Insomnia: defined as not being able to fall asleep despite giving yourself an adequate opportunity to sleep.

  • Causes:
  • Medical conditions such as nasal/sinus allergies, arthritis, asthma, or chronic pain
  • Psychological conditions such as depression or anxiety
  • Possible Treatment:
  • Cognitive behavioral therapy: working with a therapist to combine a personalized regimen of good sleep hygiene with positive thinking in relation to sleep
  • Prescription sleep aids

Narcolepsy: a neurological disorder characterized by excessive daytime sleepiness, sleep paralysis (waking up from sleep without the ability to talk or move), and cataplexy (sudden loss of muscle control).

  • Causes:
  • An autoimmune problem causing the lack of a hormone that helps regulate sleep
  • Some factors that may increase the risk of developing narcolepsy or an autoimmune problem are inherited genetics, a hormonal change such as in puberty or menopause, or major psychological stress
  • Possible Treatment:
  • Prescription medication
  • Practicing good sleep hygiene
  • Taking the precaution of scheduling naps, work, and activities

Sleep apnea: a disorder in which breathing repeatedly stops and starts, accompanied usually by loud snoring and feeling tired even after a full night’s sleep.

  • Causes:
  • There are several risk factors for sleep apnea including excess weight, cigarette smoking, and nasal congestion
  • Possible Treatment:
  • For milder cases of sleep apnea, a doctor may recommend lifestyle changes
  • A continuous positive airway pressure (CPAP) machine that delivers air pressure through a mask placed over your nose while you sleep

Restless leg syndrome: characterized by a nearly irresistible urge to move the legs, typically in the evenings.

  • Causes:
  • Underlying conditions such as an iron deficiency, pregnancy, or habitual use of caffeine, alcohol, or nicotine
  • Possible Treatment:
  • Iron supplements
  • Prescription anti-seizure medication


If you or someone you know believes they may have a sleep disorder, we want to make sure you know how vital it is that you visit (or encourage your friend to visit) a medical professional. It is important that you talk with a doctor about the reasons you believe you may have a sleep disorder (no matter how odd or insignificant those reasons may seem to you).
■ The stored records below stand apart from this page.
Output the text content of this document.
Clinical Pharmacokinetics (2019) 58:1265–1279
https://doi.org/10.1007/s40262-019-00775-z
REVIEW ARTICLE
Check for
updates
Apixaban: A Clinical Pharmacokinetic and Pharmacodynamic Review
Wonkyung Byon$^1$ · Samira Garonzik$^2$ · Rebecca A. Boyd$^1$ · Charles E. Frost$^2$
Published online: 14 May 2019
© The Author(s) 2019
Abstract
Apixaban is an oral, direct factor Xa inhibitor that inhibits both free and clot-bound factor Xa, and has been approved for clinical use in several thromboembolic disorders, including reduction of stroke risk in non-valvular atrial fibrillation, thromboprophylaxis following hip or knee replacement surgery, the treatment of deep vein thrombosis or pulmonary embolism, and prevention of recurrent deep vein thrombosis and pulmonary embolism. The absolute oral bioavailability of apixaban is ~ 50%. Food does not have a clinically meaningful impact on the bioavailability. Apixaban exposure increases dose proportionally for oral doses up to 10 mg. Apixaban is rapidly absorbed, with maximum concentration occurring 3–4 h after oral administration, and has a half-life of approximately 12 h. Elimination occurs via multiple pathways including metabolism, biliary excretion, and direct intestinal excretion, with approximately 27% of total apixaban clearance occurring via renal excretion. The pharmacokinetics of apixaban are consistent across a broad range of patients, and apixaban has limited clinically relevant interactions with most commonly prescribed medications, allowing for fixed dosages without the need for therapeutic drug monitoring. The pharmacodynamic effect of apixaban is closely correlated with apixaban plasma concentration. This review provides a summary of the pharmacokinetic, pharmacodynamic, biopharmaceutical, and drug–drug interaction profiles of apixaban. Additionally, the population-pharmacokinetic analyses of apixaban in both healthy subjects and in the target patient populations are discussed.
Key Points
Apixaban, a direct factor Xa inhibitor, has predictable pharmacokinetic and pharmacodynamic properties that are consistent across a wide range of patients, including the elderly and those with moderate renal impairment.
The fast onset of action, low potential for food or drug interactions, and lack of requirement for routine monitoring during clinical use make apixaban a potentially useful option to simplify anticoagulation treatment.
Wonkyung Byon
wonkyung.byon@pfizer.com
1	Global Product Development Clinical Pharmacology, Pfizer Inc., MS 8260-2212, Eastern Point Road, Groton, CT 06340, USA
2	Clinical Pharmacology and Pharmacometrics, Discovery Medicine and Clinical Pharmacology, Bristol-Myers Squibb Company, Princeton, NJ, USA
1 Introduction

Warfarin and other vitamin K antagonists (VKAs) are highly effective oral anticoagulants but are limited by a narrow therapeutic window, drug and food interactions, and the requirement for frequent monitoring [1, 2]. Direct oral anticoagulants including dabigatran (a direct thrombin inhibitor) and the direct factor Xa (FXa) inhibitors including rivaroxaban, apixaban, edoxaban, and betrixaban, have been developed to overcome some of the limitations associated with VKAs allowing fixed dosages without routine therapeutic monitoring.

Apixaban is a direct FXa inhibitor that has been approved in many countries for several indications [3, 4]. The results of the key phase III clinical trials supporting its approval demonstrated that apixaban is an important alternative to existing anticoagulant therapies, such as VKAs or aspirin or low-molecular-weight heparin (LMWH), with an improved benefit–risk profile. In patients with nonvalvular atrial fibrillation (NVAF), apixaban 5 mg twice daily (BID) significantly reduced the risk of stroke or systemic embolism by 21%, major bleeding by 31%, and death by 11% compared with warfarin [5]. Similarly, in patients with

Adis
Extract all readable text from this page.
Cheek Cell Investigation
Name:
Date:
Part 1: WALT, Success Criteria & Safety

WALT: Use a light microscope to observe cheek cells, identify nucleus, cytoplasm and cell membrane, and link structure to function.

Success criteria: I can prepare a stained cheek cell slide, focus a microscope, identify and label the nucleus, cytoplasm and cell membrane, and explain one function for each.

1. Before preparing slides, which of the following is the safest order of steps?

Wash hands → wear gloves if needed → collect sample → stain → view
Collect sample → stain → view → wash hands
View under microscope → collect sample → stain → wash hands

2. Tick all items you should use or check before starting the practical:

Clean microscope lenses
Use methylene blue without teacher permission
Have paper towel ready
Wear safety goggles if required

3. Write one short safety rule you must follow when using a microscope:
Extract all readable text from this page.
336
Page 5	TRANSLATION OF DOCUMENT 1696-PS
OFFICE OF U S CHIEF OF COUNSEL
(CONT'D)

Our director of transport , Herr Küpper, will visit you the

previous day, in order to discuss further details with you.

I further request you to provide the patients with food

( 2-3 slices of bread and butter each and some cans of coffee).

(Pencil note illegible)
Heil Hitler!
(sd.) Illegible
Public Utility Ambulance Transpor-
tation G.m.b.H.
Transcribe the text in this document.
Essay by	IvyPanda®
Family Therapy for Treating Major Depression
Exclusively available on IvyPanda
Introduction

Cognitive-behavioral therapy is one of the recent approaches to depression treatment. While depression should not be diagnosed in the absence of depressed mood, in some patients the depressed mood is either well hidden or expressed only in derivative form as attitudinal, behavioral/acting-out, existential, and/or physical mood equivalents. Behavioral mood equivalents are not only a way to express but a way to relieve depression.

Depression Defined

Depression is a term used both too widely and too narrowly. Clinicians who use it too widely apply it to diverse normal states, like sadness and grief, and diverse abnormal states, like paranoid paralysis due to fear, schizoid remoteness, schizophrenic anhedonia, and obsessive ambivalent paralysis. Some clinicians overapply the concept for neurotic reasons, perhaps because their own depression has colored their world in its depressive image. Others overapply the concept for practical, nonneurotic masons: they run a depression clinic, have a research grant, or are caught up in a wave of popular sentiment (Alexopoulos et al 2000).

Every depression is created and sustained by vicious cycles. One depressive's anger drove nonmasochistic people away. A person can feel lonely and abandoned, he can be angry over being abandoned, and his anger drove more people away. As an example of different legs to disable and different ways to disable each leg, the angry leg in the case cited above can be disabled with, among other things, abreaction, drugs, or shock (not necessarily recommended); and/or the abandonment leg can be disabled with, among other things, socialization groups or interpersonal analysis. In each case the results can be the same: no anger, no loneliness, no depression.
The negative impacts of sleep loss on your body and mind are much too serious—both in the short- and long-term—to ignore the symptoms of a sleep disorder or to accept them as something you cannot fix. As we like to say, treating your sleep with care and making it a high priority will pay you back with interest thanks to sleep’s diligent maintenance of your health and the improvements it makes to the quality of your daily life. 

If you or someone you know is is concerned that you may have a sleep disorder, check out the American Academy of Sleep Medicine site to find the closest sleep testing center near you.